Travis E. Oliphant oliphant@enthought....
Sun Jul 27 05:00:43 CDT 2008


Luis Pedro Coelho wrote:
> Hello all,
>
> Numpy arrays come with several reduce operations: sum(), std(), argmin(), 
> min(), ....
>
> The traditional implementation of these suffers from two big problems: It is 
> slow and it often allocates intermediate memory. I have code that is failing 
> with OOM (out of memory) exceptions in calls to ndarray.std(). I regularly 
> handle arrays with 100 million entries (have a couple of million objects * 20 
> features per object = 100 million doubles), so this is a real problem for me.
>   
Luis,

Thank you for your work and your enthusiasm.  You are absolutely right 
that the default implementations are generic and therefore potentially 
slower and more memory consuming.  There is generally a basic tradeoff 
between generic code and fast/memory-conserving code.   

The default implementations of std and var are much different than sum, 
min, argmin, etc.  The main difference is that the latter are direct 
reduce methods on the ufuncs while the former are generic extensions 
using "python written with the Python C-API."

Your approach using C++ templates is interesting, and I'm very glad for 
your explanation and your releasing of the code as open source.    I'm 
not prepared to start using C++ in NumPy, however, so your code will 
have to serve as an example only. 

One way to do this without using templates is to extend the dtype 
functions array with additional function pointers (std, and var).  This 
has been done several times in the past and it is probably advisable.  
In that case your code could very likely be used (using the C-compatible 
portions).  I'm grateful you are willing to re-license that part of your 
code as BSD so that it can possibly be used in NumPy.

Thanks so much.  It is exciting to see interest in the code especially 
from students.

Best regards,


-Travis


P.S.  Specific answers to some of your questions below.

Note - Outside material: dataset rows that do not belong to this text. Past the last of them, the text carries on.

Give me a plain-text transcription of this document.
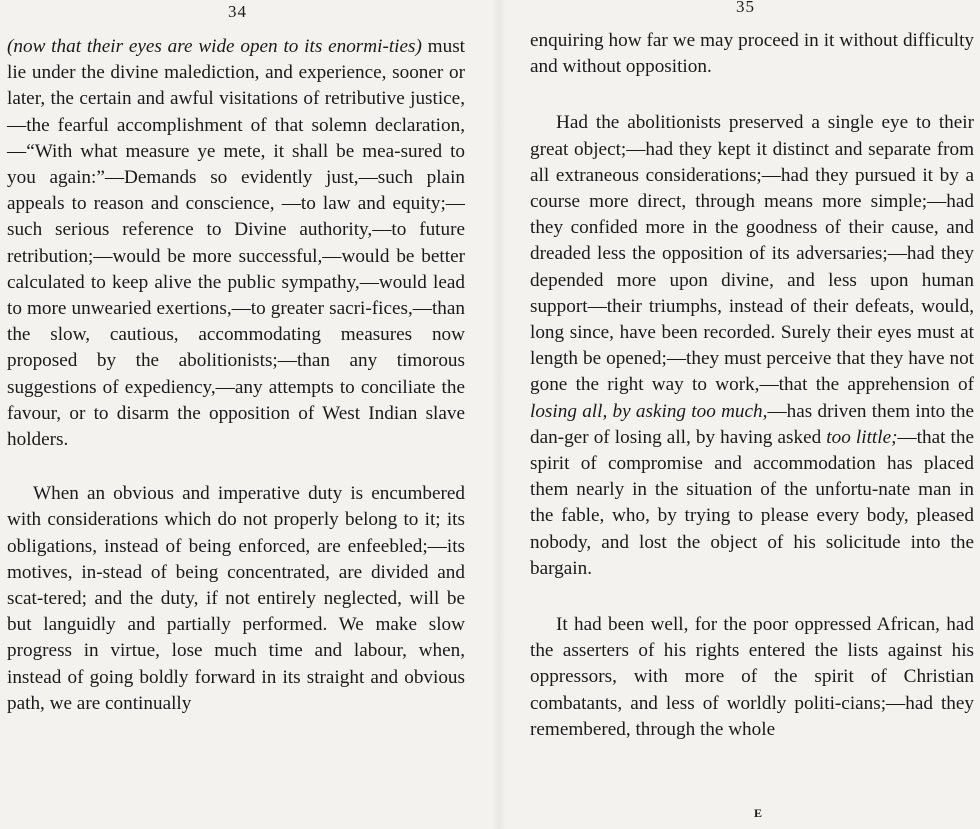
34

(now that their eyes are wide open to its enormi-ties) must lie under the divine malediction, and experience, sooner or later, the certain and awful visitations of retributive justice,—the fearful accomplishment of that solemn declaration,—“With what measure ye mete, it shall be mea-sured to you again:”—Demands so evidently just,—such plain appeals to reason and conscience, —to law and equity;—such serious reference to Divine authority,—to future retribution;—would be more successful,—would be better calculated to keep alive the public sympathy,—would lead to more unwearied exertions,—to greater sacri-fices,—than the slow, cautious, accommodating measures now proposed by the abolitionists;—than any timorous suggestions of expediency,—any attempts to conciliate the favour, or to disarm the opposition of West Indian slave holders.

When an obvious and imperative duty is encumbered with considerations which do not properly belong to it; its obligations, instead of being enforced, are enfeebled;—its motives, in-stead of being concentrated, are divided and scat-tered; and the duty, if not entirely neglected, will be but languidly and partially performed. We make slow progress in virtue, lose much time and labour, when, instead of going boldly forward in its straight and obvious path, we are continually

35

enquiring how far we may proceed in it without difficulty and without opposition.

Had the abolitionists preserved a single eye to their great object;—had they kept it distinct and separate from all extraneous considerations;—had they pursued it by a course more direct, through means more simple;—had they confided more in the goodness of their cause, and dreaded less the opposition of its adversaries;—had they depended more upon divine, and less upon human support—their triumphs, instead of their defeats, would, long since, have been recorded. Surely their eyes must at length be opened;—they must perceive that they have not gone the right way to work,—that the apprehension of losing all, by asking too much,—has driven them into the dan-ger of losing all, by having asked too little;—that the spirit of compromise and accommodation has placed them nearly in the situation of the unfortu-nate man in the fable, who, by trying to please every body, pleased nobody, and lost the object of his solicitude into the bargain.

It had been well, for the poor oppressed African, had the asserters of his rights entered the lists against his oppressors, with more of the spirit of Christian combatants, and less of worldly politi-cians;—had they remembered, through the whole

E
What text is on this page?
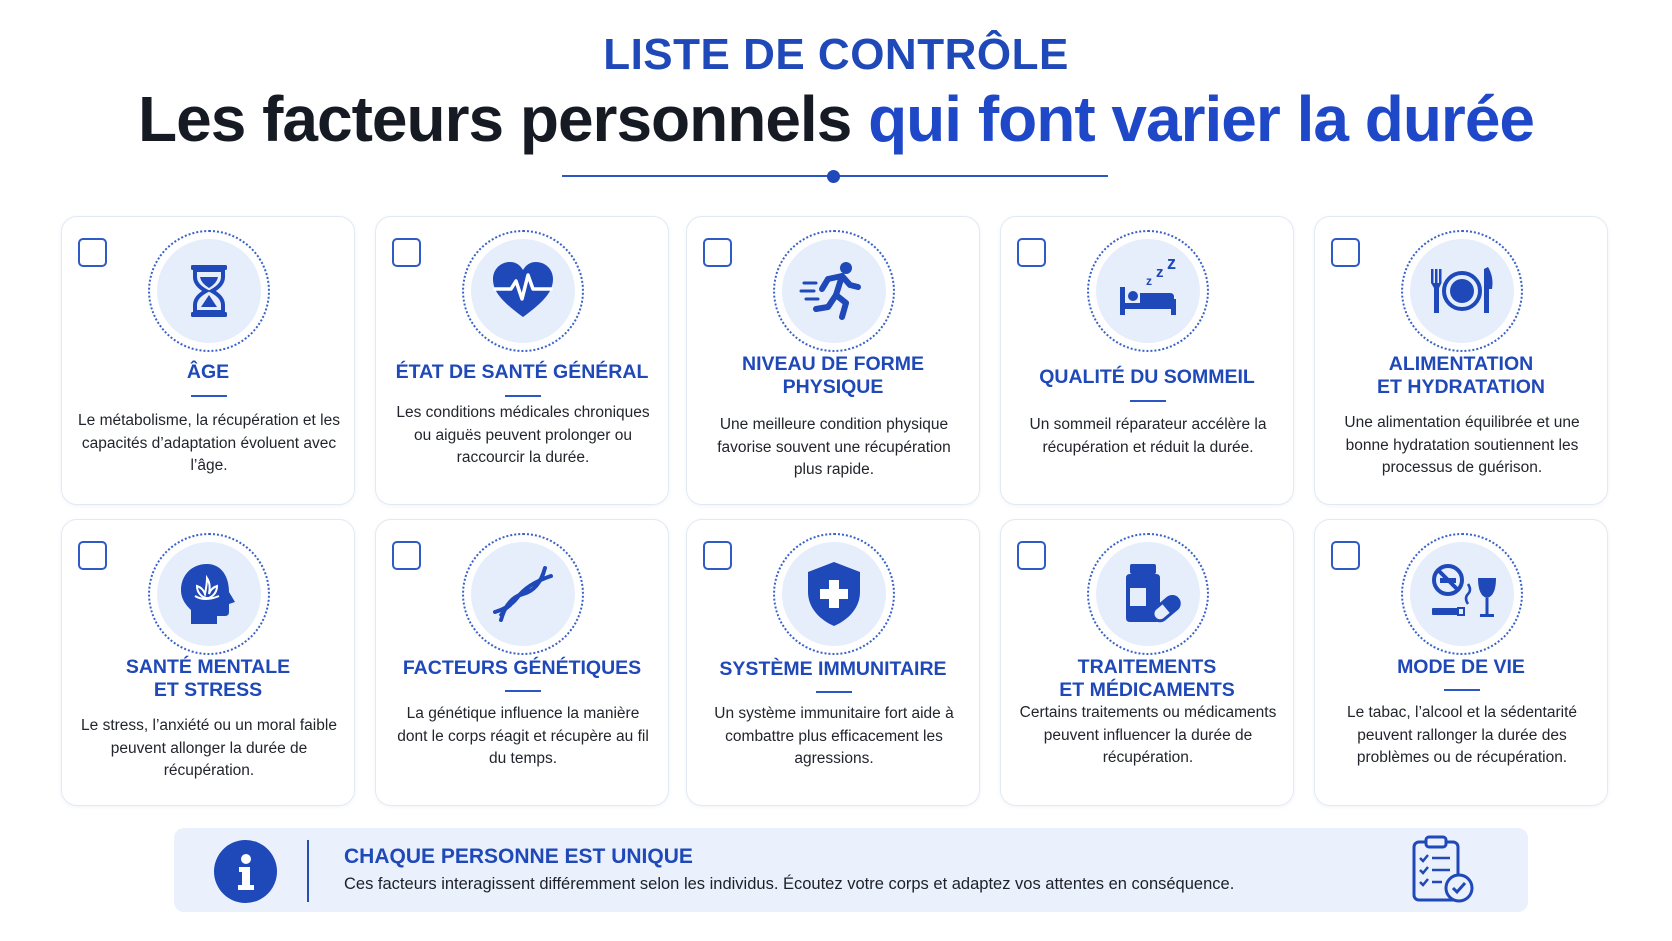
LISTE DE CONTRÔLE
Les facteurs personnels qui font varier la durée
ÂGE
Le métabolisme, la récupération et les capacités d’adaptation évoluent avec l’âge.
ÉTAT DE SANTÉ GÉNÉRAL
Les conditions médicales chroniques ou aiguës peuvent prolonger ou raccourcir la durée.
NIVEAU DE FORME
PHYSIQUE
Une meilleure condition physique favorise souvent une récupération plus rapide.
z z z
QUALITÉ DU SOMMEIL
Un sommeil réparateur accélère la récupération et réduit la durée.
ALIMENTATION
ET HYDRATATION
Une alimentation équilibrée et une bonne hydratation soutiennent les processus de guérison.
SANTÉ MENTALE
ET STRESS
Le stress, l’anxiété ou un moral faible peuvent allonger la durée de récupération.
FACTEURS GÉNÉTIQUES
La génétique influence la manière dont le corps réagit et récupère au fil du temps.
SYSTÈME IMMUNITAIRE
Un système immunitaire fort aide à combattre plus efficacement les agressions.
TRAITEMENTS
ET MÉDICAMENTS
Certains traitements ou médicaments peuvent influencer la durée de récupération.
MODE DE VIE
Le tabac, l’alcool et la sédentarité peuvent rallonger la durée des problèmes ou de récupération.
CHAQUE PERSONNE EST UNIQUE
Ces facteurs interagissent différemment selon les individus. Écoutez votre corps et adaptez vos attentes en conséquence.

> I am not correctly implementing the dtype parameter. I thought it controlled 
> the type of the intermediate results, but if I do
>   
The dtype parameter controls the type of the "reduction" but not the 
final result (which is always a float for the mean because of the 
division).
> I see three possible paths for this:
> 	(1) You agree that this is nice, it achieves good results and I should strive 
> to integrate this into numpy proper, replacing the current implementation. I 
> would start a branch in numpy svn and implement it there and finally merge 
> into the main branch. I would be perfectly happy to relicense to BSD if this 
> is the case.
>   
The idea of your code is great, but the C++ implementation cannot be 
directly used.
> 	One could think of the array-to-array (A+B, A+=2, A != B,...) operations 
> using a similar scheme
> 	This would imply that part of the C API would be obsoleted: the whole 
> functions array would stop making sense. I don't know how widespread it's 
> used.
>   
I don't know what you mean by the "functions array".  If you are talking 
about the ufuncs, then yes it is widespread.